Cardano Founder Issues a Stark Warning
Cardano founder Charles Hoskinson urges the crypto industry to scrutinize H.R. 3633 closely, contending that this market structure bill fails to deliver promised regulatory clarity and instead risks consigning future U.S. token projects to securities status. His critique extends past procedural issues, asserting the legislation as written would shield established networks while erecting barriers for emerging crypto initiatives to launch and expand within the United States.
In a video published on March 2, Hoskinson positions his stance as a direct counter to Ripple CEO Brad Garlinghouse's argument that an imperfect bill surpasses inaction. Hoskinson dismisses this outright, emphasizing a principles-based regulatory foundation over hasty legislation.
“A bad bill is not better than no bill,” he said. “You start from a principles-based approach. You don’t make everything a security by default, and you upgrade modernized securities laws so that’s not so bad.”
Core Objections to the Clarity Act Framework
Hoskinson's primary concern centers on the bill's mechanism for newly launched digital assets, which presumes securities classification upfront and demands projects persuade the SEC of sufficient decentralization to 'graduate' to commodity status. He notes this approach would have ensnared XRP, Cardano, and Ethereum at inception, with legacy projects potentially grandfathered in while newcomers navigate a regulatory labyrinth from day one.
He repeatedly questions the safeguards preventing the SEC from perpetually deeming a token a security. Procedural delays via filing deficiencies, ambiguous 'common control' interpretations treating open-source coordination as centralization, and demands to trace beneficial owners across pseudonymous wallets all form potential 'attack vectors' for an adversarial regulator.
“If it starts as a security, what stops them from keeping it as a security forever?” he asked. “And are we really sure that we can trust that to rulemaking that has yet to happen by people who have yet to be appointed by agencies that spent the last four [expletive] years suing everybody and throwing everybody in prison?”
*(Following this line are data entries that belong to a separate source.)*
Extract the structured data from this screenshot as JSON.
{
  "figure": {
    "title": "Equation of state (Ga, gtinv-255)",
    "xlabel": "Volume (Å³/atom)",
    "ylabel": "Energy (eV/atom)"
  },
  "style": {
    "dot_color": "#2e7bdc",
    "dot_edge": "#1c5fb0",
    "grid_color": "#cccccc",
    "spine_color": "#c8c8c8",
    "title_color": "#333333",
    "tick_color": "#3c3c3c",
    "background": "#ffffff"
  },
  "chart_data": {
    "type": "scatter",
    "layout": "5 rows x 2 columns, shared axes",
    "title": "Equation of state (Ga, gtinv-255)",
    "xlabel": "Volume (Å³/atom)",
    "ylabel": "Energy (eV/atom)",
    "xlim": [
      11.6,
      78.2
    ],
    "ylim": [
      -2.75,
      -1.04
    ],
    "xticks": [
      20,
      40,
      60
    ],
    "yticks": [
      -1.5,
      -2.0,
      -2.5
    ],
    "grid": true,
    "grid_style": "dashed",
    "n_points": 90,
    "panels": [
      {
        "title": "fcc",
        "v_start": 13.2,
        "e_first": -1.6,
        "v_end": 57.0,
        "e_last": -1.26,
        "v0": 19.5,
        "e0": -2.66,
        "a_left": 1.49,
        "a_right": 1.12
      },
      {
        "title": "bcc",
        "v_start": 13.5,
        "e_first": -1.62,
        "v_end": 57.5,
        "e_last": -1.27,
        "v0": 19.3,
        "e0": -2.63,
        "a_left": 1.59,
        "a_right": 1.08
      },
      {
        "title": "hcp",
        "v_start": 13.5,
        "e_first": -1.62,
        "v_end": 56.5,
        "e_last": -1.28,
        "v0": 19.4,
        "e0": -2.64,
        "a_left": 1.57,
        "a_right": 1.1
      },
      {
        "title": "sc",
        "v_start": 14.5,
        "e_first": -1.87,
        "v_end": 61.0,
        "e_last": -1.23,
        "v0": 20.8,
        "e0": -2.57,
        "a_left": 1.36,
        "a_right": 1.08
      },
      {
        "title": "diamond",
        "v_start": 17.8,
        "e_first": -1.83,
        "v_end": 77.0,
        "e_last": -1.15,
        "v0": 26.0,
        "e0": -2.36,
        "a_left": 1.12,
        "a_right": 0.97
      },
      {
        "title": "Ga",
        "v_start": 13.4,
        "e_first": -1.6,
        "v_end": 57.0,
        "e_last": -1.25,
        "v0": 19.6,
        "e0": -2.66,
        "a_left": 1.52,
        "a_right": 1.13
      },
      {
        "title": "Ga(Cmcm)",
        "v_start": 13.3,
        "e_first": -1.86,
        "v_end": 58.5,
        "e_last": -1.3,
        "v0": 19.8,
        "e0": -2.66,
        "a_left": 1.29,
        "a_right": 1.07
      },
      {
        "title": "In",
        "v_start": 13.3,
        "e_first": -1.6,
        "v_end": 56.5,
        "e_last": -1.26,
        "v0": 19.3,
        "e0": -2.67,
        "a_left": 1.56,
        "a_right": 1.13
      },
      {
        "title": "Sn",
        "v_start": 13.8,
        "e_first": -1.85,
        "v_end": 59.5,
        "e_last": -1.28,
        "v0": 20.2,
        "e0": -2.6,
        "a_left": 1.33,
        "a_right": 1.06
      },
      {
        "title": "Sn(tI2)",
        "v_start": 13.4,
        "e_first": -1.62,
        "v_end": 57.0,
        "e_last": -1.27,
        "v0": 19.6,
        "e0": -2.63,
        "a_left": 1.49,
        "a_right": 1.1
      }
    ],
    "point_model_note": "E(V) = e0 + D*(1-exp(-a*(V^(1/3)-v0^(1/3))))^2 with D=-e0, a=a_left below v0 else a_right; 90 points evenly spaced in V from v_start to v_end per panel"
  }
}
Attack Vectors and Broader Implications
Hoskinson outlines how the bill, despite appearing balanced in statute, could prove punitive through implementation, embedding SEC Chair Gary Gensler's enforcement tactics into law and enabling arbitrary project terminations alongside personal liability for DeFi developers. He views the Washington debate as sidetracked by stablecoin yields rather than core issues like developer safeguards or SEC-CFTC delineation, rendering the bill inadequate for current industry dynamics.
His advocated path forward involves a principles-based overhaul modernizing securities law, incorporating blockchain-native disclosures, safeguarding developers and DeFi explicitly, and curbing regulatory discretion. Absent this, established networks endure while nascent U.S. crypto ventures launch offshore before tentatively approaching American markets years later.
At press time, Cardano traded at $0.2692.